Поединок со смертью - де Куатьэ Анхель. Страница 4

Многие ли способны следовать за Тобой? Многие ли будут поститься в пустыне, поедая саранчу и скорпионов, как делал Ты? Многие ли примут огонь Твоей Истины голыми руками? Нет. Тысяча за все века — святые и праведники — жалкая кучка. И все!

А как же остальные? Как им быть? О них Ты не думал вовсе. Да, человек — слаб, мелок и жалок. Вот истина о человеке. Но почему бы не дать ему счастья? Маленького, крохотного земного счастья. Но Ты не дал. Мог, а не дал!

Но Он молчал и лишь смотрел на старика.

— Что Ты глядишь на меня проникновенно своими кроткими глазами?! — кричал Инквизитор. — Рассердись, я не хочу любви Твоей, потому что сам не люблю Тебя. И что мне скрывать от Тебя? Разве я не знаю, с Кем я говорю?..

Тебе все известно. Я читаю это в Твоих глазах. Да, мы уже не с Тобой, а с ним , с тем премудрым духом, что искушал Тебя в пустыне! Мы взяли от него Рим и меч Кесаря и объявили себя царями земными, царями едиными.

Ты проповедовал гордым, а мы пошли к смиренным. Ты говорил к тысячи, а мы осчастливим тысячи тысяч! Ты поставил подвиг Свой и ушел. А дети Твои здесь, и они — сироты. И нет у них Отца более — кто бы подсказал и утешил.

Но мы исправили ошибки Твои. Мы сказали им, что знаем Тайну Твою и что стоит поклониться нам, и будет каждому и наставление, и утешение. Мы даже грех сделали позволительным, но лишь с нашего разрешения.

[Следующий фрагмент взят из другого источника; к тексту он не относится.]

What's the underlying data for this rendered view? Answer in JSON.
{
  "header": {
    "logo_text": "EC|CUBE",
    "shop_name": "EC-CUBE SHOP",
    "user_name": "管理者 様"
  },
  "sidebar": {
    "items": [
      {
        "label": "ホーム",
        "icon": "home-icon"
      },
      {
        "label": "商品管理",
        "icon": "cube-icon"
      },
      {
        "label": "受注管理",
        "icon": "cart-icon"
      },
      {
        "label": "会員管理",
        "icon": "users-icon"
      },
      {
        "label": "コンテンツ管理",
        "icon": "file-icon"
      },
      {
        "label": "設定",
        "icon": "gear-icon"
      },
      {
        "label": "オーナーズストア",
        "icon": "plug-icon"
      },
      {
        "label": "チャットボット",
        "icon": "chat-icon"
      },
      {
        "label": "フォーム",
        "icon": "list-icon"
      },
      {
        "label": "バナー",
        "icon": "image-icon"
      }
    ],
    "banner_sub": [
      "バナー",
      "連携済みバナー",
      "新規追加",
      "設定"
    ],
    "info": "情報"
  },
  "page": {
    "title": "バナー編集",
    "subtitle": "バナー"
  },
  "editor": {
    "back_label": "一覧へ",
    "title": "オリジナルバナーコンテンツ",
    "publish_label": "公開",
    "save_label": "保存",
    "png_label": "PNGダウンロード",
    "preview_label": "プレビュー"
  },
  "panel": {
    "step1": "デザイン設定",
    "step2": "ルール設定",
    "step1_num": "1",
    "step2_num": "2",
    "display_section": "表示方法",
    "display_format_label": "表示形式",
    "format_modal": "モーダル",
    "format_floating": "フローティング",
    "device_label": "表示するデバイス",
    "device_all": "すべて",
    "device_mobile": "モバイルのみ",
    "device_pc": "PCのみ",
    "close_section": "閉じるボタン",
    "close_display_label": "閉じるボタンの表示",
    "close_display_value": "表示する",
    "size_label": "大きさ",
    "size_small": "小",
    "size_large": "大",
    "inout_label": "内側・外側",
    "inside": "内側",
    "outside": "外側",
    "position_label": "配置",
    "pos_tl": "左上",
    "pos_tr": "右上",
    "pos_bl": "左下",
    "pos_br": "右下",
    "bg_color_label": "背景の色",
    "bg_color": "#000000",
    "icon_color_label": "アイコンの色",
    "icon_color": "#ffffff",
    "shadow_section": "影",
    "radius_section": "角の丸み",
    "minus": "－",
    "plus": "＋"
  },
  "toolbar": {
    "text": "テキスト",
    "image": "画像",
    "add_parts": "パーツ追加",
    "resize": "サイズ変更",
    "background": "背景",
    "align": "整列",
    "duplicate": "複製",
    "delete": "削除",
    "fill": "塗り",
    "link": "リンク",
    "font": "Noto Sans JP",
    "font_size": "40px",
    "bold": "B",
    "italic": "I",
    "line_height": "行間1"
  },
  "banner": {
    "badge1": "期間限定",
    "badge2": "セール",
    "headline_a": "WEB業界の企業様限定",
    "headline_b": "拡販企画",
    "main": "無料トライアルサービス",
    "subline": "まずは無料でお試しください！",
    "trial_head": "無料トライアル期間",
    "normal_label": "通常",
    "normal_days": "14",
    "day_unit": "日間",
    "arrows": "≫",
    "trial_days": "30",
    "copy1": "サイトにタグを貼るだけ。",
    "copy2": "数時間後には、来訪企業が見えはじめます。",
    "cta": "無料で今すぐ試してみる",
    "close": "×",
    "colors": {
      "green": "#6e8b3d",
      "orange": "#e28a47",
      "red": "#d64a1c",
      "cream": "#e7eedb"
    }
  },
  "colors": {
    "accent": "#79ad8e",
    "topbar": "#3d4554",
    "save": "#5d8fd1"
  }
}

Да, мы дали детям Твоим то, что Ты не дал. Да, мы обманываем их, но для их же блага. Да, мы кормим их — их же руками. Да, мы пугаем их — для их же счастья. И они будут счастливы и возблагодарят нас…

Так говорил Великий Инквизитор к Спасителю, но тот продолжал молчать. Он лишь глядел на старика печальными глазами.

— Ты все молчишь, — проскрежетал Великий Инквизитор и бросил на Пленника гневный взгляд. — Ладно. Ты заговоришь в час Страшного Суда, когда придешь судить их. Но знай, что в эту минуту мы встанем и скажем Тебе: «Мы взяли грехи их на себя. Не суди их, но суди нас!»

Я не боюсь Тебя. Завтра же Ты увидишь, как это послушное стадо по мановению моему бросится подгребать горящие угли к Твоему костру, на котором сожгу Тебя за то, что пришел Ты мешать нам. Ибо если кто более всех и заслужил наш костер, так это Ты.

Завтра сожгу Тебя! Dixi.

Когда Инквизитор умолк, то некоторое время ждал, что Он ему ответит. Ему тяжело молчание Пленника. Он видел, как Тот все время слушал его проникновенно и тихо. Слушал и смотрел ему прямо в глаза, словно и не хотел возражать.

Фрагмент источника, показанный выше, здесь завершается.